Il revint en septembre 1969, fréquenta les milieux antillais et participa à plusieurs braquages : pharmacies, magasin de Haute-Couture, agent des Allocations familiales. Il imagina séquestrer le psychanalyste Jacques Lacan puis l’écrivain Jean-Edern Hallier, renonçant au dernier moment. Un dernier braquage, celui d’une pharmacie du boulevard Richard Lenoir le 19 décembre 1969, lui valut d’être accusé du meurtre des deux pharmaciennes, ce qu’il nia.

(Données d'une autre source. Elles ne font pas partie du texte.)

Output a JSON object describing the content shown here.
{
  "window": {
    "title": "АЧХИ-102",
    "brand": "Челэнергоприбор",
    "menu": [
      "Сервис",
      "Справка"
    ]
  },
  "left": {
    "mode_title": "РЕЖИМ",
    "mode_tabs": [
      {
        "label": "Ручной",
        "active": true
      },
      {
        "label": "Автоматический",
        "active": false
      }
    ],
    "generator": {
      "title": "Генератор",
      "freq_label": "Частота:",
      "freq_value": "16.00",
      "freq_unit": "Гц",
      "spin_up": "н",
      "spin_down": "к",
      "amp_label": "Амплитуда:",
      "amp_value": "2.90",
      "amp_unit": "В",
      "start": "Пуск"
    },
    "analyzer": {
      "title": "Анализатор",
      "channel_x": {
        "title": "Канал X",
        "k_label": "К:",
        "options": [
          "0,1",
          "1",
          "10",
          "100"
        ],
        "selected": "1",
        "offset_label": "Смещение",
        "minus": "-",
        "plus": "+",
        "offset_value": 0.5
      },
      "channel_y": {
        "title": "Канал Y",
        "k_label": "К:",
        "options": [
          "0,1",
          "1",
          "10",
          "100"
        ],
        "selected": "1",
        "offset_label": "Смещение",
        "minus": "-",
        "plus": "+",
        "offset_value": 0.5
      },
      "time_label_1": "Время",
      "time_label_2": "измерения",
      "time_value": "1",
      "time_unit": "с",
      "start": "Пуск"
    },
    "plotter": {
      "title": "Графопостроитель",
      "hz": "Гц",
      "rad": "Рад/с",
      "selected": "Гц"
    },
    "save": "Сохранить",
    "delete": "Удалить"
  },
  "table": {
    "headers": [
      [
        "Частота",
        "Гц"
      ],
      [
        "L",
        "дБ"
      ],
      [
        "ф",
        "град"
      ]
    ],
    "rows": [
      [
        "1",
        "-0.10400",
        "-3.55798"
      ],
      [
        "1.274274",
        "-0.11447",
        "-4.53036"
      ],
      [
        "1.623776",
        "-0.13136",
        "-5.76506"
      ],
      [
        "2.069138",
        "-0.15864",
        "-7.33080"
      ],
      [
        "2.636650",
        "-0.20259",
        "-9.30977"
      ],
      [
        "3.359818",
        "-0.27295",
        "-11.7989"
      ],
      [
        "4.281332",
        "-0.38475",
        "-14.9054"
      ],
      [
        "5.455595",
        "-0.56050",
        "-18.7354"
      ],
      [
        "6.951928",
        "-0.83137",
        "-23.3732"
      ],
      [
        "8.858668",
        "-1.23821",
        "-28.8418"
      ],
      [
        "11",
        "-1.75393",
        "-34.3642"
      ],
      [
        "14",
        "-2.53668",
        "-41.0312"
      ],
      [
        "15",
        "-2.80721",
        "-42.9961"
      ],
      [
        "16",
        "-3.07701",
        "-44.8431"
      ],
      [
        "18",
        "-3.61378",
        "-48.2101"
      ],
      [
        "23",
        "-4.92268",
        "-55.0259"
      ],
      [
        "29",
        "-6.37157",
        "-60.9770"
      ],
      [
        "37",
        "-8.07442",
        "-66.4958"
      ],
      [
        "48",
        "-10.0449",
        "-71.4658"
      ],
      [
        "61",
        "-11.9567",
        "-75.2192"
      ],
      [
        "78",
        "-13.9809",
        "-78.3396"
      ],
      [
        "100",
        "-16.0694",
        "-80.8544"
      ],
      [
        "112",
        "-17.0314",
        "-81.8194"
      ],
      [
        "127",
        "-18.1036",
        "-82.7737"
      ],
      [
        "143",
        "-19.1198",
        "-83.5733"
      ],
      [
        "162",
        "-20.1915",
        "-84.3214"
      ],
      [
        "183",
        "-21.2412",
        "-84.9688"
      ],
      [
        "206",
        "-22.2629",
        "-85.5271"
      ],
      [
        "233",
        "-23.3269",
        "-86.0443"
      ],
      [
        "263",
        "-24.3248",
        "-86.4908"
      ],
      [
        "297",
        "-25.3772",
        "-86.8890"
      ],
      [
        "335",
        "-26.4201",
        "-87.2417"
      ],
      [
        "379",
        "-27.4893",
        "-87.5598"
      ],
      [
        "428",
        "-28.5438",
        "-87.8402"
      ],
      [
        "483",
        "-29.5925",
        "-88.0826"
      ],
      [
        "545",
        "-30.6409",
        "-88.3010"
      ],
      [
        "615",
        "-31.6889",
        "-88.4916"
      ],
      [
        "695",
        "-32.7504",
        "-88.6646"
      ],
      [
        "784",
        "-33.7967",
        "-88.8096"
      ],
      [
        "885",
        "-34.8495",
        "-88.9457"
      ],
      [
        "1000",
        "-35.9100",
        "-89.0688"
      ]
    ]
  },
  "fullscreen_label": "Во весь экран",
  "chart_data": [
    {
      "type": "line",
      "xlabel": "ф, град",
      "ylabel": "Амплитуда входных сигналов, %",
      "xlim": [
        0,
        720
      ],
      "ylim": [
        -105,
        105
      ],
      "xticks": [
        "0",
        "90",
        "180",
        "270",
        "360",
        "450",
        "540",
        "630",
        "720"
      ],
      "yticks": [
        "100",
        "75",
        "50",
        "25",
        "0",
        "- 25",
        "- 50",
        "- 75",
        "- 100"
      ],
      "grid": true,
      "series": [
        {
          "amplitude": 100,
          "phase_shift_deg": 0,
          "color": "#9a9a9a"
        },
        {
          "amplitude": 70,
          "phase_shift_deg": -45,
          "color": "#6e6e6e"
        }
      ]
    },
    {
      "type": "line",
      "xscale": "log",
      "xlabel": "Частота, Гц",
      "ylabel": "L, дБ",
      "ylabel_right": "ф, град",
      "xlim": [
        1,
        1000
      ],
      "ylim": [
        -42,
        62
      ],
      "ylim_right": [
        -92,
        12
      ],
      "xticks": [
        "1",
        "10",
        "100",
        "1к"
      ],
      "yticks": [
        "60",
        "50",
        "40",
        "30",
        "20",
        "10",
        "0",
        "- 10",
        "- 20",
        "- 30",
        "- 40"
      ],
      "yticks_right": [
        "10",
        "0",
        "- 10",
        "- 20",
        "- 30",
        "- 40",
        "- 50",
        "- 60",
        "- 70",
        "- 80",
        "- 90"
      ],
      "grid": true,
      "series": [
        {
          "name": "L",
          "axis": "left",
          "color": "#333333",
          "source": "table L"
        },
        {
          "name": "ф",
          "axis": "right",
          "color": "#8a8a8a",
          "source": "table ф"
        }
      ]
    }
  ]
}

Condamné à perpétuité par la Cour d’assises de Paris en 1974, il fut acquitté déclaré innocent des meurtres par la Cour d’assises de la Somme, mais condamné à douze ans de prison pour l’ensemble de ses actions criminelles. La mobilisation des intellectuels de gauche en sa faveur (même si Pierre Golman refusa les comités de soutien), son livre Souvenirs obscurs, ajoutés aux contradictions de l’enquête avaient joué en sa faveur. Sa libération en 1977 aurait pu clore l’affaire Goldman si la publication rapide de son livre L’ordinaire mésaventure d’Archibald Rapoport n’avait semé l’inquiétude ; il y décrivait en effet un personnage qui n’était pas sans lien avec lui et qui commettait une série d’assassinats. En prison, Pierre Goldman lut Kant, Hegel et obtint une licence en philosophie. Il épousa à Fresnes en août 1976 Christiane Succab.

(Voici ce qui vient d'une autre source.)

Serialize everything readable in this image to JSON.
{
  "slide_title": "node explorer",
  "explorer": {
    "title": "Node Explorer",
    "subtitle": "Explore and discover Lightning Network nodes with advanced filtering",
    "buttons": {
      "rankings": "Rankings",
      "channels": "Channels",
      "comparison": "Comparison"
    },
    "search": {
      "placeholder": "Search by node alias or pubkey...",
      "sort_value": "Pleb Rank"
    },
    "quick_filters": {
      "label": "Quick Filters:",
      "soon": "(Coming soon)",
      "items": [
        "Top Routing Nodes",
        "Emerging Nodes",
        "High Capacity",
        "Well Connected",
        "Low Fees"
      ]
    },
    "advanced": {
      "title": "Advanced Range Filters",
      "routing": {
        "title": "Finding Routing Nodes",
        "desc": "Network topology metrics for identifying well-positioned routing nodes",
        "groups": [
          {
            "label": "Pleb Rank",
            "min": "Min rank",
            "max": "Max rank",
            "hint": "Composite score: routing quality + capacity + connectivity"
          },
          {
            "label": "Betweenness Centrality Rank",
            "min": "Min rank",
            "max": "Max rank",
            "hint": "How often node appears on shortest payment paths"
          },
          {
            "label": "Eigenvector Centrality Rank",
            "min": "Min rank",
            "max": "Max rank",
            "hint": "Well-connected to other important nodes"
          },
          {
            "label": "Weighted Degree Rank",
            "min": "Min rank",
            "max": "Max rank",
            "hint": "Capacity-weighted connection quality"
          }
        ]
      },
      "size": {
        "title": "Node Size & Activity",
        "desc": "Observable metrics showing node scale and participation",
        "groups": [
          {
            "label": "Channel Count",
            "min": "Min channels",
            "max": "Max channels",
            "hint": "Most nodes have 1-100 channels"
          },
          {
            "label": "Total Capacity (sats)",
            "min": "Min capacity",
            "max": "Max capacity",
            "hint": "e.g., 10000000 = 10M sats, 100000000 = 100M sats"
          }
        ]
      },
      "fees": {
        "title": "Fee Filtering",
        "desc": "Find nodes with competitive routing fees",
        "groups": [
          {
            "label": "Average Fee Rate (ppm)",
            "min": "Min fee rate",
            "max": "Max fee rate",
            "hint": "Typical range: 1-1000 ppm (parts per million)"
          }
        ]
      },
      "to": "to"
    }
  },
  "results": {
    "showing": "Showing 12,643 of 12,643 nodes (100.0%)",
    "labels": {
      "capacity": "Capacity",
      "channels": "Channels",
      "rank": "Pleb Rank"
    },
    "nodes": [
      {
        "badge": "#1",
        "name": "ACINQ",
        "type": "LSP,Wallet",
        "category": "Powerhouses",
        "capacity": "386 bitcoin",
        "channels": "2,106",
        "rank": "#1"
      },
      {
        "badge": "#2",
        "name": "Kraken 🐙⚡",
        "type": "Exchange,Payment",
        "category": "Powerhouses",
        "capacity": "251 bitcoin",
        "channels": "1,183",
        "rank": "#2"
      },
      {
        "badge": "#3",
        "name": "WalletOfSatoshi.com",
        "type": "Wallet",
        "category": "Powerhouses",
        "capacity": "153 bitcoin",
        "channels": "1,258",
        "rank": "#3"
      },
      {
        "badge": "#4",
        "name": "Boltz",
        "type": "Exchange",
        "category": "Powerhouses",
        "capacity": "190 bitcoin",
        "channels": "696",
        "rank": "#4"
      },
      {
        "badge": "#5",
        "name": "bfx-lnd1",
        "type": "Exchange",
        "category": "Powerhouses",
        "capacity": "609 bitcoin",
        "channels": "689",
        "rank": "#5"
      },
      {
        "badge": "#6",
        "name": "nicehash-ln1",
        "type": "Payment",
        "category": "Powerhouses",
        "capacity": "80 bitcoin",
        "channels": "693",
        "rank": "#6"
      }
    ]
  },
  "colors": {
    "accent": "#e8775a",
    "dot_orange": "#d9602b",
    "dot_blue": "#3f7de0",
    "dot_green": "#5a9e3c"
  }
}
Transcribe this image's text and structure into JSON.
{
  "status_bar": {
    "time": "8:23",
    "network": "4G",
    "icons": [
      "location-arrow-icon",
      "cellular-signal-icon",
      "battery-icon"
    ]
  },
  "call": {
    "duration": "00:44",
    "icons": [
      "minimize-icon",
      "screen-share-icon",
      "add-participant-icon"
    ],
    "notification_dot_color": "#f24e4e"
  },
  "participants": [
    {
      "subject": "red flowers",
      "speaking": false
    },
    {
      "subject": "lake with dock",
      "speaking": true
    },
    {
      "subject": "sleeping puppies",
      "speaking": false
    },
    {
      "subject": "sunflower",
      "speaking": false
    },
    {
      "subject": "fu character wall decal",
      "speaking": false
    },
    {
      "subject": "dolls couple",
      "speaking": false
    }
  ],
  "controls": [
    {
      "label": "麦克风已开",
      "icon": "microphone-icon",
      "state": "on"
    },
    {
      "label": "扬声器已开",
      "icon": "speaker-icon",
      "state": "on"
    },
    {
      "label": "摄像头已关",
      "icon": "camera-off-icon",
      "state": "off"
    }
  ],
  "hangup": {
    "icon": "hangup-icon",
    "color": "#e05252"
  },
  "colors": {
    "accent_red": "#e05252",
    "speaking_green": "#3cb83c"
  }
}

Son père Alter Goldman, en froid avec Pierre depuis 1967, avait mis deux ans à venir le voir en prison et ne le fit que lorsqu’il fut convaincu de son innocence. En 1988, il reçut le Légion d’honneur pour son action dans la Résistance et mourut quelques semaines plus tard. Il avait eu deux enfants de son mariage avec Ruth Ambrunn, dont le chanteur Jean-Jacques Goldman.

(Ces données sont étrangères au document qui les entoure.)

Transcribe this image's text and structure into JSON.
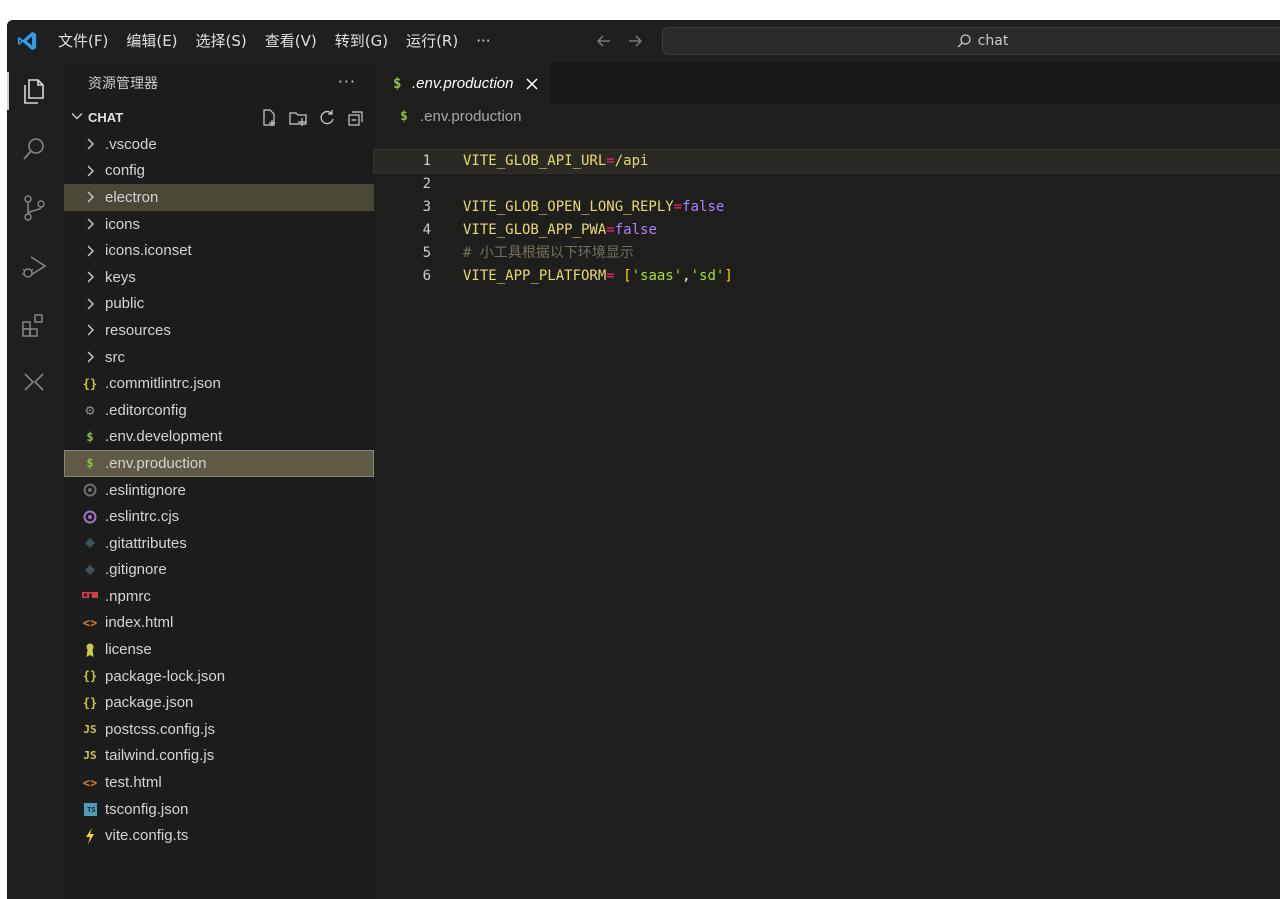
{
  "menu": [
    "文件(F)",
    "编辑(E)",
    "选择(S)",
    "查看(V)",
    "转到(G)",
    "运行(R)",
    "···"
  ],
  "command_center": {
    "text": "chat",
    "icon": "search-icon"
  },
  "activity_bar": [
    "explorer-icon",
    "search-icon",
    "source-control-icon",
    "run-debug-icon",
    "extensions-icon",
    "remote-icon"
  ],
  "sidebar": {
    "title": "资源管理器",
    "more": "···",
    "folder": "CHAT",
    "folder_actions": [
      "new-file-icon",
      "new-folder-icon",
      "refresh-icon",
      "collapse-all-icon"
    ],
    "items": [
      {
        "label": ".vscode",
        "type": "folder"
      },
      {
        "label": "config",
        "type": "folder"
      },
      {
        "label": "electron",
        "type": "folder"
      },
      {
        "label": "icons",
        "type": "folder"
      },
      {
        "label": "icons.iconset",
        "type": "folder"
      },
      {
        "label": "keys",
        "type": "folder"
      },
      {
        "label": "public",
        "type": "folder"
      },
      {
        "label": "resources",
        "type": "folder"
      },
      {
        "label": "src",
        "type": "folder"
      },
      {
        "label": ".commitlintrc.json",
        "type": "json"
      },
      {
        "label": ".editorconfig",
        "type": "gear"
      },
      {
        "label": ".env.development",
        "type": "env"
      },
      {
        "label": ".env.production",
        "type": "env"
      },
      {
        "label": ".eslintignore",
        "type": "eslint-gray"
      },
      {
        "label": ".eslintrc.cjs",
        "type": "eslint"
      },
      {
        "label": ".gitattributes",
        "type": "git"
      },
      {
        "label": ".gitignore",
        "type": "git"
      },
      {
        "label": ".npmrc",
        "type": "npm"
      },
      {
        "label": "index.html",
        "type": "html"
      },
      {
        "label": "license",
        "type": "license"
      },
      {
        "label": "package-lock.json",
        "type": "json"
      },
      {
        "label": "package.json",
        "type": "json"
      },
      {
        "label": "postcss.config.js",
        "type": "js"
      },
      {
        "label": "tailwind.config.js",
        "type": "js"
      },
      {
        "label": "test.html",
        "type": "html"
      },
      {
        "label": "tsconfig.json",
        "type": "ts"
      },
      {
        "label": "vite.config.ts",
        "type": "vite"
      }
    ],
    "hover_item": "electron",
    "selected_item": ".env.production"
  },
  "editor": {
    "tab": {
      "label": ".env.production",
      "icon": "$"
    },
    "breadcrumb": {
      "label": ".env.production",
      "icon": "$"
    },
    "lines": [
      {
        "n": "1",
        "key": "VITE_GLOB_API_URL",
        "eq": "=",
        "val": "/api",
        "kind": "string"
      },
      {
        "n": "2"
      },
      {
        "n": "3",
        "key": "VITE_GLOB_OPEN_LONG_REPLY",
        "eq": "=",
        "val": "false",
        "kind": "bool"
      },
      {
        "n": "4",
        "key": "VITE_GLOB_APP_PWA",
        "eq": "=",
        "val": "false",
        "kind": "bool"
      },
      {
        "n": "5",
        "comment": "# 小工具根据以下环境显示"
      },
      {
        "n": "6",
        "key": "VITE_APP_PLATFORM",
        "eq": "=",
        "array_open": " [",
        "items": [
          "'saas'",
          "'sd'"
        ],
        "sep": ",",
        "array_close": "]",
        "kind": "array"
      }
    ],
    "current_line": "1"
  },
  "colors": {
    "env_icon": "#8dc149",
    "json_icon": "#cbcb41",
    "js_icon": "#cbcb41",
    "html_icon": "#e37933",
    "ts_icon": "#519aba",
    "eslint_icon": "#a074c4",
    "npm_icon": "#cc3e44"
  }
}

Pierre Goldman travailla pour les Temps moderne et Libération, écrivit sur la musique et la danse, particulièrement la Salsa, mais resta fasciné par l’illégalisme. Le 20 septembre 1979 il fut abattu à bout portant place de l’Abbé-Georges-Hénoque (Paris XIIIe.). Un communiqué « d’Honneur de la police » revendiqua l’action sans provoquer une conviction complète. Cette mort tragique frappa les esprits. Près de 27 000 personnes participèrent à ses obsèques au Père Lachaise. Les hypothèses les plus diverses ont été avancées. En 2009, le témoignage d’un participant évoquant un commando de barbouzes en relation avec la DST, les RG et le SAC a semblé crédible.
Le personnage fascina une opinion intellectuelle. Sa référence constante à ses origines juives réveilla les réactions dreyfusardes et antifascistes. Héros de roman plus que militant, écrivain de talent, il restera l’homme des Souvenirs obscurs.
Par Claude Pennetier
SOURCES : Presse. — Écrits de Pierre Goldman. — État civil. — Doan Bui, Isabelle Monnin, Ils sont devenus français. Dans le secret des Archives, Point, 2011, p. 197-208.